Why string sorting sucks in vanilla Ruby
Ruby's sort
method doesn't work as expected with special characters (like German umlauts):
["Schwertner", "Schöler"].sort
# => ["Schwertner", "Schöler"] # you probably expected ["Schöler", "Schwertner"]
Also numbers in strings will be sorted character by character which you probably don't want:
["1", "2", "11"].sort
# => ["1", "11", "2"] # you probably expected ["1", "2", "11"]

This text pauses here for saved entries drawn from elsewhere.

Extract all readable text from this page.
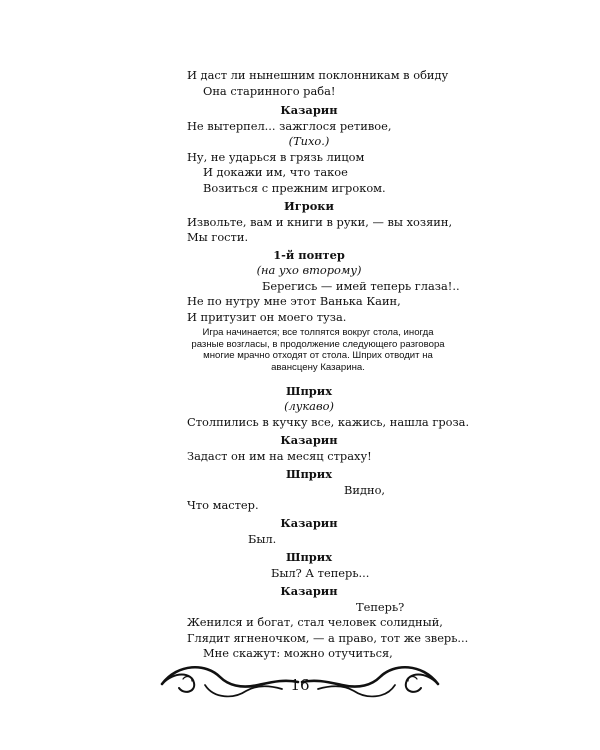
И даст ли нынешним поклонникам в обиду
Она старинного раба!
Казарин
Не вытерпел... зажглося ретивое,
(Тихо.)
Ну, не ударься в грязь лицом
И докажи им, что такое
Возиться с прежним игроком.
Игроки
Извольте, вам и книги в руки, — вы хозяин,
Мы гости.
1-й понтер
(на ухо второму)
Берегись — имей теперь глаза!..
Не по нутру мне этот Ванька Каин,
И притузит он моего туза.
Игра начинается; все толпятся вокруг стола, иногда разные возгласы, в продолжение следующего разговора многие мрачно отходят от стола. Шприх отводит на авансцену Казарина.
Шприх
(лукаво)
Столпились в кучку все, кажись, нашла гроза.
Казарин
Задаст он им на месяц страху!
Шприх
Видно,
Что мастер.
Казарин
Был.
Шприх
Был? А теперь...
Казарин
Теперь?
Женился и богат, стал человек солидный,
Глядит ягненочком, — а право, тот же зверь...
Мне скажут: можно отучиться,
16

Also the sorting is case sensitive:
["a", "B"].sort
# => ["B", "a"] # you probably expected ["a", "B"]
How to fix it
To fix all of this copy the attached files to config/initializers
. It gives your strings a method #to_sort_atoms
that returns an object that compares as expected.
You can now say:
["Schwertner", "Schöler"].sort_by(&:to_sort_atoms) #=> ["Schöler", "Schwertner"]
["1", "2", "11"].sort_by(&:to_sort_atoms) # => ["1", "2", "11"]
["a", "B"].sort_by(&:to_sort_atoms) # => ["a", "B"]
There is also a shortcut #natural_sort
that does roughly the same as sort_by(&:to_sort_atoms)
:
["Schwertner", "Schöler"].natural_sort #=> ["Schöler", "Schwertner"]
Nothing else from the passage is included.